Thandai- This Desi festive flavour that combines nut and flavoured spice milk notes offers a refreshing punch to a variety of applications. It is a potpourri of several ethnic ingredients including badam, pista, saunf, sugar, kali mirch, elaichi, magaj and khas-khas along with milk solids.

Rasmalai- One of the most popular Indian desserts of all time, Rasmalai is becoming a new favourite among home bakers too as a much sought-after cake flavour. The flavour works perfectly on chocolates, desserts, beverages and more.

Creamy Kheer- A smooth ethnic, rich and sweet flavour that comes with fragrant rice and elaichi notes, it is suitable for a variety of applications particularly bakery, confectionary and beverage.
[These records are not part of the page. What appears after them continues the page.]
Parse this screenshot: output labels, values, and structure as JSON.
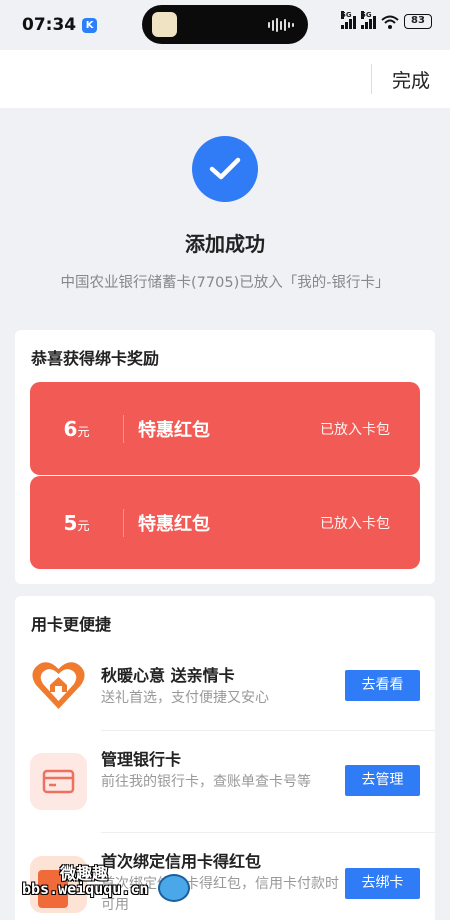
{
  "status_bar": {
    "time": "07:34",
    "badge": "K",
    "network_1": "5G",
    "network_2": "5G",
    "battery": "83"
  },
  "nav": {
    "done_label": "完成"
  },
  "success": {
    "title": "添加成功",
    "description": "中国农业银行储蓄卡(7705)已放入「我的-银行卡」"
  },
  "rewards": {
    "title": "恭喜获得绑卡奖励",
    "coupons": [
      {
        "amount": "6",
        "unit": "元",
        "name": "特惠红包",
        "status": "已放入卡包"
      },
      {
        "amount": "5",
        "unit": "元",
        "name": "特惠红包",
        "status": "已放入卡包"
      }
    ],
    "accent_color": "#f25b55"
  },
  "convenience": {
    "title": "用卡更便捷",
    "items": [
      {
        "title": "秋暖心意 送亲情卡",
        "desc": "送礼首选，支付便捷又安心",
        "button": "去看看",
        "icon": "heart-gift-icon"
      },
      {
        "title": "管理银行卡",
        "desc": "前往我的银行卡，查账单查卡号等",
        "button": "去管理",
        "icon": "bank-card-icon"
      },
      {
        "title": "首次绑定信用卡得红包",
        "desc": "首次绑定信用卡得红包，信用卡付款时可用",
        "button": "去绑卡",
        "icon": "red-packet-icon"
      }
    ],
    "button_color": "#2f7cf6"
  },
  "watermark": {
    "line1": "微趣趣",
    "line2": "bbs.weiququ.cn"
  }
}
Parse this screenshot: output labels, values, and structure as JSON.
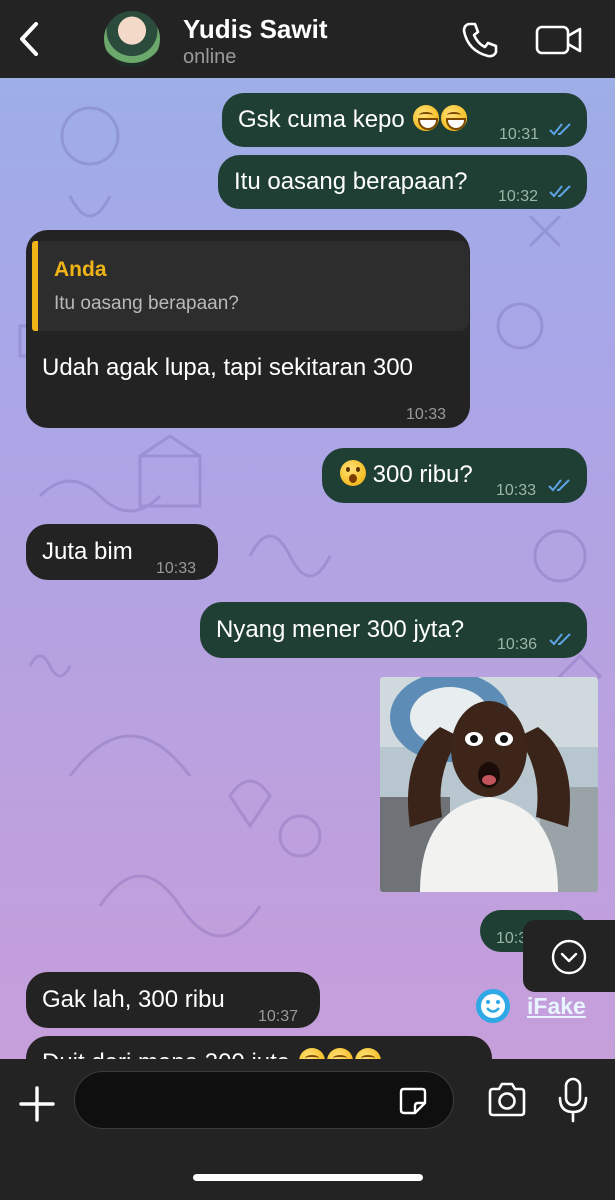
{
  "header": {
    "contact_name": "Yudis Sawit",
    "status": "online"
  },
  "messages": [
    {
      "direction": "out",
      "text": "Gsk cuma kepo",
      "emoji": [
        "grin",
        "grin"
      ],
      "time": "10:31",
      "read": true
    },
    {
      "direction": "out",
      "text": "Itu oasang berapaan?",
      "time": "10:32",
      "read": true
    },
    {
      "direction": "in",
      "reply": {
        "author": "Anda",
        "text": "Itu oasang berapaan?"
      },
      "text": "Udah agak lupa, tapi sekitaran 300",
      "time": "10:33"
    },
    {
      "direction": "out",
      "emoji": [
        "shock"
      ],
      "text": "300 ribu?",
      "time": "10:33",
      "read": true
    },
    {
      "direction": "in",
      "text": "Juta bim",
      "time": "10:33"
    },
    {
      "direction": "out",
      "text": "Nyang mener 300 jyta?",
      "time": "10:36",
      "read": true
    },
    {
      "direction": "out",
      "type": "photo"
    },
    {
      "direction": "out",
      "text": "",
      "time": "10:3",
      "read": true
    },
    {
      "direction": "in",
      "text": "Gak lah, 300 ribu",
      "time": "10:37"
    },
    {
      "direction": "in",
      "text": "Duit dari mana 300 juta",
      "emoji": [
        "grin",
        "grin",
        "grin"
      ],
      "partial": true
    }
  ],
  "watermark": "iFake",
  "composer": {
    "placeholder": ""
  },
  "colors": {
    "header_bg": "#232323",
    "outgoing_bubble": "#1f3f34",
    "incoming_bubble": "#232323",
    "reply_accent": "#f0b416",
    "read_ticks": "#5ea3e6"
  },
  "icons": [
    "back-icon",
    "phone-icon",
    "video-camera-icon",
    "double-check-icon",
    "chevron-down-icon",
    "plus-icon",
    "sticker-icon",
    "camera-icon",
    "microphone-icon"
  ]
}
Tandoori chicken- A popular spice blend from northern India, it is mildly spicy and has a pungent sweetness. The flavour goes well for sauces, savoury top notes for ready-to-cook snacks, pizzas, plant-based meats and more.

Achar- Among the innumerable nuanced flavours from India, Achar is a much-cherished one that is particularly impressive for instantly delighting the taste buds among spice lovers. A perfect flavour for savouries and seasonings, it is also suitable for sauces and dips. 

Curry leaf- A complex and herbal flavour with distinct citrus notes, it pairs well with other spices including asafoetida and mustard seeds. With its horde of health claims, citrus is becoming a popular flavour in ‘swavouries (sweet+ savouries), bakery, snacks, sauces and more.

Ethnic Indian flavours are distinctly positioned to offer a bold, Desi sensation to food applications. Nostalgic flavours like Paan, Aamras, pappad, Jigarthanda, Roohafza are also making entry into ready-to-eat/drink categories satiating consumers’ desire for a comforting, culinary experience. As demand for ethnic flavours is seeing more interest than ever among consumers, its time brands geared up to offer authentic tastes with a contemporary twist in a variety of applications.